Methods:The sample consisted of 998 adolescents (47.2% females) and their families from a large longitudinal randomized control trial of the Family Check-up intervention. The participants were ethnically diverse (42.4% Caucasian, 29.2% African American, 6.8% Hispanic, 5.2% Asian, and 16.4 % other). Youth reports of parental monitoring and parent-child conflict were measured from ages 11 to 14 (4 waves). EC was measured by self-, parent-, and teacher-report at ages 16 and 17. Lifetime alcohol, tobacco, and marijuana abuse diagnostic information was collected at ages 18 and 19 using the Composite of International Diagnostic Interview measure.
Results: A parallel growth mixture model was employed to consider both parental monitoring and parent-child conflict growth trajectories, simultaneously. The BIC, adjusted BIC, Lo-Mendel-Rubin LRT (Likelihood Ratio Test), and Parametric Bootstrapped LRT were used to determine the number of classes. Two classes were confirmed: (1) High parental monitoring with Low parent-child conflict; and (2) Moderate parental monitoring with Moderate parent-child conflict. This trajectory information was dummy coded and used in the subsequent mediation model. The percentile bootstrap method was used to estimate indirect effects.

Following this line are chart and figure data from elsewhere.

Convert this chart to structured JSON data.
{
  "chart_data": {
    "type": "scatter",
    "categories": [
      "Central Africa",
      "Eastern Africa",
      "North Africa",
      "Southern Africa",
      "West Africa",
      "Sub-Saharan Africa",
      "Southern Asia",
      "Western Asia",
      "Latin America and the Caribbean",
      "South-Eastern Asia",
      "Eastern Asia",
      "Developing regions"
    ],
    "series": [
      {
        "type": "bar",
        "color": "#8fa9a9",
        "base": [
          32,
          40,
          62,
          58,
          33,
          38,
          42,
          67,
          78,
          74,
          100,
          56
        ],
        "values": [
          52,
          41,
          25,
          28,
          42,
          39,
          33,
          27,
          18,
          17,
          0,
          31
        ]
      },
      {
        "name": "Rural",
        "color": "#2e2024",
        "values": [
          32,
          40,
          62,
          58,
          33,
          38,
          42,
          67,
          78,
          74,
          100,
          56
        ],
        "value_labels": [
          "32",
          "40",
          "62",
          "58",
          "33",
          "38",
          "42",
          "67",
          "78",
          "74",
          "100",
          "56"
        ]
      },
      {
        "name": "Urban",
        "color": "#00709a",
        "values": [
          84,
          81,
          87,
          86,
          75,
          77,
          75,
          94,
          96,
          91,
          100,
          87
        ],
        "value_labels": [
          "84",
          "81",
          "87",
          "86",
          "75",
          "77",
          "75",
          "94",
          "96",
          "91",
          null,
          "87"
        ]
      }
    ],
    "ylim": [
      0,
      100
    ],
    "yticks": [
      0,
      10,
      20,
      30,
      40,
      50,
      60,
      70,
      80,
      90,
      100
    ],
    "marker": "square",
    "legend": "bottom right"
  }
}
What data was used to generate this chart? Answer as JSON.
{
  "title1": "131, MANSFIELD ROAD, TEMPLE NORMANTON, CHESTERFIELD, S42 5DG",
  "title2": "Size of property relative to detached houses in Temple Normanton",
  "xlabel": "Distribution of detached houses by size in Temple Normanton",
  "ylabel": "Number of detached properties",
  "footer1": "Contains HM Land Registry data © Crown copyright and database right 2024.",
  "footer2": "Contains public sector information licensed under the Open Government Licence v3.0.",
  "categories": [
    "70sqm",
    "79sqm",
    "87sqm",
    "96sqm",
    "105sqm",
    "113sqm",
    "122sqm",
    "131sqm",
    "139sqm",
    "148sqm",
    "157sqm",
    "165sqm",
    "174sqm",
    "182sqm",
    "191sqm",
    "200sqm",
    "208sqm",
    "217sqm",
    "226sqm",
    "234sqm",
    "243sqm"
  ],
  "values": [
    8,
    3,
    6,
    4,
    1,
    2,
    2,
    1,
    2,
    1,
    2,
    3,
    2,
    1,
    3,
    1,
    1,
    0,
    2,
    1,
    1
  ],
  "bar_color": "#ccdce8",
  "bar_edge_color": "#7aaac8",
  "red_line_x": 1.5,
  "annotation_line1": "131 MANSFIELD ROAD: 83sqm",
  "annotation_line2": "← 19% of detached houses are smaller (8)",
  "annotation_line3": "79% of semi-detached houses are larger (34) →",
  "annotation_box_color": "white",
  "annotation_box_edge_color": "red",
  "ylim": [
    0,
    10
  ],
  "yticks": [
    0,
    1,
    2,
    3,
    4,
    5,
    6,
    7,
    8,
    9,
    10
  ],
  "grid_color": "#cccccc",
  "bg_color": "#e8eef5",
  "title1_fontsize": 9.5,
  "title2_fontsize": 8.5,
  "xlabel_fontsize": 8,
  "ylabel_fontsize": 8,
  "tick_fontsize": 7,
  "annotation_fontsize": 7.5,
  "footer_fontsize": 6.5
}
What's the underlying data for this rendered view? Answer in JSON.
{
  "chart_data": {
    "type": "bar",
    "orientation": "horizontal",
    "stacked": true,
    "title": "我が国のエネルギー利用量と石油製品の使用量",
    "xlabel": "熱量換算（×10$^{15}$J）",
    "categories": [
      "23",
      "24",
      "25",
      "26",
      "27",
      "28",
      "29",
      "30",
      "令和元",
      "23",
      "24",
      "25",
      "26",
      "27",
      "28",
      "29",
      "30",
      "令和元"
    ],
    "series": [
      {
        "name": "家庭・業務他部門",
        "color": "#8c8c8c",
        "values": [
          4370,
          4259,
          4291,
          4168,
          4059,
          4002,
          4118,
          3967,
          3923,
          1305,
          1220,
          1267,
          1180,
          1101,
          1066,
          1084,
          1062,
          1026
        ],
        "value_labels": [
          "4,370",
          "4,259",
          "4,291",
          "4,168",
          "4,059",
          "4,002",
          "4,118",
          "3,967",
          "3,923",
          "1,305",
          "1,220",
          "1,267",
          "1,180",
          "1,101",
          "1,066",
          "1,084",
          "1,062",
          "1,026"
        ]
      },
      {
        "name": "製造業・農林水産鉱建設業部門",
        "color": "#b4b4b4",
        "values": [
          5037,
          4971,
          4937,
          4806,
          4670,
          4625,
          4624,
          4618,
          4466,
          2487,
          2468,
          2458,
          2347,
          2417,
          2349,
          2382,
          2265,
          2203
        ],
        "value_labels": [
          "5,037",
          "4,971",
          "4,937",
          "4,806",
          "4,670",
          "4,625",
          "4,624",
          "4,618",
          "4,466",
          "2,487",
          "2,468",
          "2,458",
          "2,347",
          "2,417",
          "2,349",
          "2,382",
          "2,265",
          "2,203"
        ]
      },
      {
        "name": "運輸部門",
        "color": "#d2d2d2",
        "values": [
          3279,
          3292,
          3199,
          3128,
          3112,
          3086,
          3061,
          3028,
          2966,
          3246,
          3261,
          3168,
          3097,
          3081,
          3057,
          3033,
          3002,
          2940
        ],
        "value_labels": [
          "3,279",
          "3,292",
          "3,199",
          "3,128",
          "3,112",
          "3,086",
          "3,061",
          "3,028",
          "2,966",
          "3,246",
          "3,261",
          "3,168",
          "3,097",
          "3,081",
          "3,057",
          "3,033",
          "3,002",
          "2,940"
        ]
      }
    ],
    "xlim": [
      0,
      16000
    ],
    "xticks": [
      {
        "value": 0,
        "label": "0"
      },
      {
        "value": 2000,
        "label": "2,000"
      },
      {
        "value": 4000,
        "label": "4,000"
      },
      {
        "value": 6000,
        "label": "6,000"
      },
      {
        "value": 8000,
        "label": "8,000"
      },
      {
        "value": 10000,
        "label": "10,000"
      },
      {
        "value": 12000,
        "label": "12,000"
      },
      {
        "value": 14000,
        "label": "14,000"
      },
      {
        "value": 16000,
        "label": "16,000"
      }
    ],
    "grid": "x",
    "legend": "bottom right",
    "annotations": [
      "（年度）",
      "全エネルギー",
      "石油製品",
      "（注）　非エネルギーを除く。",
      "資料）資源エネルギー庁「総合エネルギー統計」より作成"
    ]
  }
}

While controlling for treatment condition, gender, ethnicity, and participants' self-control and substance use at baseline, significant full mediations were observed for tobacco ([95% CI] -.57, -.17), alcohol ([95% CI] -.39, -.09), and marijuana ([95% CI] -.36, -.09) abuse.
Conclusions: Findings of the present study suggest that higher parental monitoring and lower parent-child conflict during adolescence can positively shape youths' effortful control, which in turn, serves as a significant protective factor for substance abuse. Thus, the present study highlights that family interventions that focus on reducing parent-child conflicts and improving parental monitoring, or interventions that directly target increase in effortful control could be useful in adolescent drug use prevention.